Я не хотела спрашивать, кого он имел ввиду.

– Они поймали меня в лесу и отправили обратно с посланием для мэра. Если в Нойли-сюр-Морине найдут французских солдат, оружие и даже французскую форму, то они сожгут каждый дом дотла. Мы не могли оставить офицера в самом первом доме, в который они нагрянут, в доме мадемуазель Кромек. Понимаете, маленькая мисс? Бедный папаша Франсуа разрывался между резней за свою деревню и жалостью к молодому офицеру. – Дом сестры мэра. Нет, тогда, наверняка, всех уничтожат. Поэтому мы его перенесли, очень осторожно. На носилках. Мы не навредили ему. О, нет.

– Где он сейчас, папаша Франсуа? – оборвала я.

Старик колебался и путался. Ох, понадобились бы годы, чтобы вытянуть из него правду, пока он рыдал и шептал, стоя на той темной улице.

– Это единственное место… Он там в безопасности… Деревня тоже. А ведь это не так уж плохо. Он ведь солдат. В прошлом месяце он спал во многих местах и похуже…

– Где!? Где!? – выпытывала я.

– Это в Пожарном укрытии. Но это всего на час-два. Ночью месье мэр и Гаврош увезут его через Морин и спрячут в безопасности на ферме.

Я не стала ждать последующих оправданий. Я вырвала свою руку и побежала через улицу. Да, у нас было пожарное укрытие позади трактира, на берегу реки. Жалкая маленькая хижина, заполненная противопожарным инвентарем и с насыпным полом. Я больше не боялась. Я обезумела от чувства, чувства маленькой девятилетней девочки к молодому богу в форме, сошедшему с облака. И он попросил меня выйти за него замуж. А они так к нему отнеслись! Я не сомневалась, кто это были – Полидор Кромек, его сестра со своей мебелью испорченной кровью раненого и маленький хорек Гаврош!

Бежа в припрыжку, с выпрыгивающим из груди сердцем, я чуть не врезалась в заграждение из лозы, выстроенное вдоль дороги по обе стороны от трактира, укрывающей столики. Однако, вовремя ухватившись, я уже бежала вдоль лозы, задержав дыхание и слушая биение собственного сердца.

Как раз с другой стороны ограды, в стороне, за столиком, на который не падал свет от открытой двери, сидели Полидор и Гаврош и пили. Я ошибочно подумала, что они услышали меня, но потом я убедилась в обратном и вот почему.
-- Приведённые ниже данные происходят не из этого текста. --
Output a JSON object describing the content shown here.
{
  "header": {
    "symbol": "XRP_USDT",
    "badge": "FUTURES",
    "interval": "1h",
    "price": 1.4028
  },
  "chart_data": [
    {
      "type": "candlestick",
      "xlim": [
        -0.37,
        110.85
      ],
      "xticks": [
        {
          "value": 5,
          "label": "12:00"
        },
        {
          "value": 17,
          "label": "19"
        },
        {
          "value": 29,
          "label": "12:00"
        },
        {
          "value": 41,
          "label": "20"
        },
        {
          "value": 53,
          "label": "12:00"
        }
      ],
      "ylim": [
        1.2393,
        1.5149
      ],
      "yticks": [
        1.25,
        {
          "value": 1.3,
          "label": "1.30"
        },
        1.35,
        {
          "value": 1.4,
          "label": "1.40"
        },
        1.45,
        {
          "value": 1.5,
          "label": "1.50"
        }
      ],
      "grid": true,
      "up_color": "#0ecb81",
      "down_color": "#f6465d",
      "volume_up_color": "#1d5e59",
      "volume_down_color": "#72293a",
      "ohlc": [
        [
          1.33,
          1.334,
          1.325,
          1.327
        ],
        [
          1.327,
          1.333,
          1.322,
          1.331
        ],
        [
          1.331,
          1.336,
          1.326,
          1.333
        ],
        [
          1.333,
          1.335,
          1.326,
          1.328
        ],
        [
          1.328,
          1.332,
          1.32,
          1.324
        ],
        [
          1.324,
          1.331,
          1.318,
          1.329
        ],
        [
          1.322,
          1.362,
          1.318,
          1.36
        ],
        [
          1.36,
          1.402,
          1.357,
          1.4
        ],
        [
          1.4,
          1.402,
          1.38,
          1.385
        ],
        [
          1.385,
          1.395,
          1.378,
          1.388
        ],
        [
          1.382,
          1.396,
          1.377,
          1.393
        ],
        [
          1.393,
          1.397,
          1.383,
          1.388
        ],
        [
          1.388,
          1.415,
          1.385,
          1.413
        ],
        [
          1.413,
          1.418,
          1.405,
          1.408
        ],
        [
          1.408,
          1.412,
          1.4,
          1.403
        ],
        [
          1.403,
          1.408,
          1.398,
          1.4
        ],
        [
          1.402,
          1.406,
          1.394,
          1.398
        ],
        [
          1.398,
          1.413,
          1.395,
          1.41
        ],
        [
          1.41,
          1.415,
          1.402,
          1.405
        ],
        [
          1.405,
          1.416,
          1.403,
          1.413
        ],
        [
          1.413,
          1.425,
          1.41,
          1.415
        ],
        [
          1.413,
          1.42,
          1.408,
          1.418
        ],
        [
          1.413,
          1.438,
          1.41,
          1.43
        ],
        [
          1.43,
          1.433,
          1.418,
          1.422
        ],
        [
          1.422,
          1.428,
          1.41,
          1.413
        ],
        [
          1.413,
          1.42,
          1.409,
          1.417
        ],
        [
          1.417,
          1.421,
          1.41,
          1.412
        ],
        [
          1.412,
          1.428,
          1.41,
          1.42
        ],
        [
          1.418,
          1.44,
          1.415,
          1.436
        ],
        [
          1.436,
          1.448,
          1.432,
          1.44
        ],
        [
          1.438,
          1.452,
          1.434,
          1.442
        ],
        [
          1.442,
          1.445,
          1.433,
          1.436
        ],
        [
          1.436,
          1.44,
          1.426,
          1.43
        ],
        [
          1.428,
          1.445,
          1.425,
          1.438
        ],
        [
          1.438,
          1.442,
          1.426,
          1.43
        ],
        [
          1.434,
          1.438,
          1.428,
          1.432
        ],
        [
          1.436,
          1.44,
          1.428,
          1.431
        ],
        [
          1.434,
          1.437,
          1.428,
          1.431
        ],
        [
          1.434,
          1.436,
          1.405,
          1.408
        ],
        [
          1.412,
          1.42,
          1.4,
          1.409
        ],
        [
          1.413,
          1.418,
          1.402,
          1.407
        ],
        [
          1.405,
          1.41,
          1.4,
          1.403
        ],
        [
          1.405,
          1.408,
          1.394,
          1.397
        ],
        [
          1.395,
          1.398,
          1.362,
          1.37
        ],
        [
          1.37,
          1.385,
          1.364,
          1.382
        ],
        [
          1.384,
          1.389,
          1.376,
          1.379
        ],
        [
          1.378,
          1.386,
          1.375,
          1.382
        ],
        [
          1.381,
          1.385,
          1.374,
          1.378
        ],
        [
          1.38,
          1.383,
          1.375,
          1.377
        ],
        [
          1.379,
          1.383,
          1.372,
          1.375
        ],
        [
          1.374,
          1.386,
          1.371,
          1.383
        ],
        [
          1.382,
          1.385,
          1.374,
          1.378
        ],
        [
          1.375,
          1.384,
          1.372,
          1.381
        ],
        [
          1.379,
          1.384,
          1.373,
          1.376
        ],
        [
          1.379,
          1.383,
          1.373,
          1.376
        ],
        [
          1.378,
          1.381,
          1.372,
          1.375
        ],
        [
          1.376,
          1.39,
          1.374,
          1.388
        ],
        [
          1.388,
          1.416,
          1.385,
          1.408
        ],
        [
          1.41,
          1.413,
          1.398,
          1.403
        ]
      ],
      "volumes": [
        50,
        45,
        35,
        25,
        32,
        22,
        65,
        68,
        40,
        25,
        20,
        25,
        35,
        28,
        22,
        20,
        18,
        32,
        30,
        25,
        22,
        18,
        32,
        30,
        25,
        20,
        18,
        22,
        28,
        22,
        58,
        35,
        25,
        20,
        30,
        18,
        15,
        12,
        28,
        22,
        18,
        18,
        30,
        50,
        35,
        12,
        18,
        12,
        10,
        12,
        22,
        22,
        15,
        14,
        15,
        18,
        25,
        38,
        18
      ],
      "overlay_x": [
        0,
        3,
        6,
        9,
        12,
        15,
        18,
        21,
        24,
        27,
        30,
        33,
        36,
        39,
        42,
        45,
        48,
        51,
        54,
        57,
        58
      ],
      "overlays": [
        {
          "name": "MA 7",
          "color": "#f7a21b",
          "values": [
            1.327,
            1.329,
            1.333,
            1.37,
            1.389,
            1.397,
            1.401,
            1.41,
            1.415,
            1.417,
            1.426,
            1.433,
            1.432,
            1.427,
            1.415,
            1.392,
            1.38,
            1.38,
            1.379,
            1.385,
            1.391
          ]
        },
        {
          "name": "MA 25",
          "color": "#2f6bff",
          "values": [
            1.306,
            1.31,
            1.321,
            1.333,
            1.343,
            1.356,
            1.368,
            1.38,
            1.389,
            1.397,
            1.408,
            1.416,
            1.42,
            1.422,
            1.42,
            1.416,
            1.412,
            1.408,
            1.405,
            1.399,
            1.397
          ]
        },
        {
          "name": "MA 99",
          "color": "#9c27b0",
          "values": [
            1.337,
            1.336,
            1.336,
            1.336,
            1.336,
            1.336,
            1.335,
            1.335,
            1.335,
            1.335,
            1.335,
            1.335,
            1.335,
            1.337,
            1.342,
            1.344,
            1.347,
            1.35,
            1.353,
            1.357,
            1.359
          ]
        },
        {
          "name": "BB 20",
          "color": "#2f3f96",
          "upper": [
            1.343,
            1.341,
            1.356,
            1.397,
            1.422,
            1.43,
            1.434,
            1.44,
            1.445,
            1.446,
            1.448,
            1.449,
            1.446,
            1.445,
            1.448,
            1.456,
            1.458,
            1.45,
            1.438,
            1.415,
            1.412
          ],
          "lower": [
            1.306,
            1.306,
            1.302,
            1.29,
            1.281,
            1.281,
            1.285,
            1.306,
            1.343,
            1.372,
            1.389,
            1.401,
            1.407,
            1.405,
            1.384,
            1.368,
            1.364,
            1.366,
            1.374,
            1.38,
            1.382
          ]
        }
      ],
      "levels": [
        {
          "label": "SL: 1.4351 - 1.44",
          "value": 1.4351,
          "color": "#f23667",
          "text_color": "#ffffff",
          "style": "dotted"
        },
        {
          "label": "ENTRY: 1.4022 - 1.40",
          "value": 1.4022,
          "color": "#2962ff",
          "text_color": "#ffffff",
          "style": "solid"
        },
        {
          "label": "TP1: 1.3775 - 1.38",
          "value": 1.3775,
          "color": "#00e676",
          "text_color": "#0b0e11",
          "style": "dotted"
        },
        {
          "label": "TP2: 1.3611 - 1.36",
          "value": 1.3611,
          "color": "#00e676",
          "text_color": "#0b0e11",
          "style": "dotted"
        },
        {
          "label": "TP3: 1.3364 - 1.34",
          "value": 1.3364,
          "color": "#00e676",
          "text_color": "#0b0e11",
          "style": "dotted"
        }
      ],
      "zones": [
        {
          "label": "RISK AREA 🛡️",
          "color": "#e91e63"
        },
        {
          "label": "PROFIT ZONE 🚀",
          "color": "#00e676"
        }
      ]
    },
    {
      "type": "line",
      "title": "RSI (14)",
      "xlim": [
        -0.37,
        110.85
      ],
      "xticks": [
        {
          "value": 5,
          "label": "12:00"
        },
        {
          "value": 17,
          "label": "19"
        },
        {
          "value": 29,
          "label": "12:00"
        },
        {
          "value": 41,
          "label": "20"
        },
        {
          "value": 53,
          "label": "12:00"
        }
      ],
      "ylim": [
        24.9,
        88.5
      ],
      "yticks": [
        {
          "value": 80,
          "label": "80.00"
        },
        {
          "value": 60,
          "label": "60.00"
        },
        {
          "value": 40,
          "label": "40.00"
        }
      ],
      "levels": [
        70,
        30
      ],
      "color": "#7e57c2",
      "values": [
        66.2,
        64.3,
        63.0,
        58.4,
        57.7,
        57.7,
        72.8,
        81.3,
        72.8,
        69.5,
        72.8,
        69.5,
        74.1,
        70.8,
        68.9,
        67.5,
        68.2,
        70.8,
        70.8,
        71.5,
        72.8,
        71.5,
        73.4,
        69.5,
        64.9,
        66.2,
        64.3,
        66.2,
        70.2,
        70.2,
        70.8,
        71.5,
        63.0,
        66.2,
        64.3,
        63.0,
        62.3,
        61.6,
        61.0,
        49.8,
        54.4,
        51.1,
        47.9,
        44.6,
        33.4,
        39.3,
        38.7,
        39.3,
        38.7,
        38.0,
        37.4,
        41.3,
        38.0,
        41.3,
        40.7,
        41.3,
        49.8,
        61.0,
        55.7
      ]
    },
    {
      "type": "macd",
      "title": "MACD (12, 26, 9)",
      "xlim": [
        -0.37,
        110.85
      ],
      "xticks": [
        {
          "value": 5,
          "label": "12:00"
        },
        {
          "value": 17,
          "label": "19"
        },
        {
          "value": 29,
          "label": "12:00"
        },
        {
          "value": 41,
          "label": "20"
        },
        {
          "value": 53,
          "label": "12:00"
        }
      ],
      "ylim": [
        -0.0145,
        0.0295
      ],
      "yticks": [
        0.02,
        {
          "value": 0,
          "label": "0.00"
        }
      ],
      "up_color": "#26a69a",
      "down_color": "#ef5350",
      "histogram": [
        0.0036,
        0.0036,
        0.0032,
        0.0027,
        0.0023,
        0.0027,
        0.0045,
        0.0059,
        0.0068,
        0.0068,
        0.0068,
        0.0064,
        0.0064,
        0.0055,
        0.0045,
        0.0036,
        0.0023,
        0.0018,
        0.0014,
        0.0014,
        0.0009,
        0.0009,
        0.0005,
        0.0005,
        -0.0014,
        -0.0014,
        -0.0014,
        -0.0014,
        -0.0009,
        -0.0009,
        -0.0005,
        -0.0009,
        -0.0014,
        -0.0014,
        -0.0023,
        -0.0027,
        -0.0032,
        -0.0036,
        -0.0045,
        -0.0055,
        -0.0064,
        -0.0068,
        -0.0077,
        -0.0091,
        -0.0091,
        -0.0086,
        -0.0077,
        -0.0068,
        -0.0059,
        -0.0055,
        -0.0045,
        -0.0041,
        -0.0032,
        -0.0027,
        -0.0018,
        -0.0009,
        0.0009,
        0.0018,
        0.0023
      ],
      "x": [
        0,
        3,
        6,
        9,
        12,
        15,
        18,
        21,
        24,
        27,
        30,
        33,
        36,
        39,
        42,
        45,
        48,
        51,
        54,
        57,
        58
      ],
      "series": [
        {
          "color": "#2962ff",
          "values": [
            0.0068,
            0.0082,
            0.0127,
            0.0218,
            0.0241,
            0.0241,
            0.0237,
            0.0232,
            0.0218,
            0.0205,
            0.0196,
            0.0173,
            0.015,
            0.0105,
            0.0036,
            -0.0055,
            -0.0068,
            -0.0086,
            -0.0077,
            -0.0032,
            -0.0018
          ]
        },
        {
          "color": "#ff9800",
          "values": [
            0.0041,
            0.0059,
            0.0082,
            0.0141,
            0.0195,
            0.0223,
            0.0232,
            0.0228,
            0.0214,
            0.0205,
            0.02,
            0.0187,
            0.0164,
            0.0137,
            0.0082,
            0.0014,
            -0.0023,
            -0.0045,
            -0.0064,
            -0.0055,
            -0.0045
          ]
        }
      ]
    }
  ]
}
Перед ними стояла откупоренная бутылка, и Полидор хриплым хвастливым тоном произнес:

– Ещё стакан, старый товарищ! Я не достаю такой коньяк, как этот, каждому клиенту. Нет!
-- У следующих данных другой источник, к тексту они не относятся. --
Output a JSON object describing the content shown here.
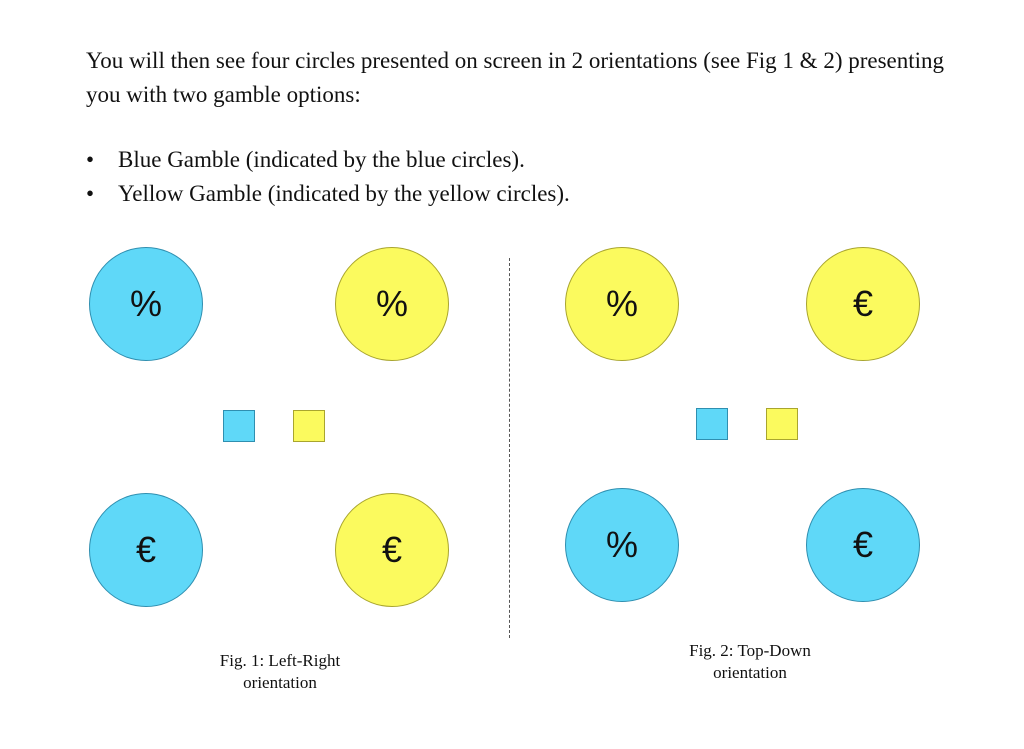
{
  "intro_text": "You will then see four circles presented on screen in 2 orientations (see Fig 1 & 2) presenting you with two gamble options:",
  "bullet_marker": "•",
  "bullets": [
    "Blue Gamble (indicated by the blue circles).",
    "Yellow Gamble (indicated by the yellow circles)."
  ],
  "colors": {
    "blue": "#5fd8f8",
    "yellow": "#fbfa5e"
  },
  "fig1": {
    "caption_line1": "Fig. 1: Left-Right",
    "caption_line2": "orientation",
    "top_left_symbol": "%",
    "top_right_symbol": "%",
    "bottom_left_symbol": "€",
    "bottom_right_symbol": "€"
  },
  "fig2": {
    "caption_line1": "Fig. 2: Top-Down",
    "caption_line2": "orientation",
    "top_left_symbol": "%",
    "top_right_symbol": "€",
    "bottom_left_symbol": "%",
    "bottom_right_symbol": "€"
  }
}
– Он хорош, – ответил Гаврош. Нам нужен этот напиток для свершений во имя спасения этого маленького уголка Франции. А? мой друг.

Они оба были наполовину пьяны. Я не обращала внимание на то, что они говорили. Они разглагольствовали о Франции, думая лишь о себе. И они еще не переправили мое раненое божество через реку. Я прокралась по траве к пожарному убежищу. Оно выступало черным силуэтом в ночи. Но у меня были глаза, как у кошки, и я могла видеть треугольник крыши. Дверь была не заперта. Я растворила ее.

– Господин Анри, – тихо сказала я, и он ответил откуда-то снизу, у моих ног. Там для него было устроено место, посреди комнаты, между двигателем и дверью. Они положили его носилки на насыпной пол.

– Вы! Маленький ангел! – шепнул он испуганно. – Что вы здесь делаете? Вы должны были уехать несколько часов назад.

Я опустилась на колени рядом с ним. Он дрожал от холода.

– Скоты! Скоты!

Он поднял руку и прикоснулся ею к моим губам.

– Послушайте! Прежде чем вы уйдете, обещайте мне, малютка, вы никому не скажите, даже своей матери, ни слова о том, что случилось этой ночью. Ради чести Франции!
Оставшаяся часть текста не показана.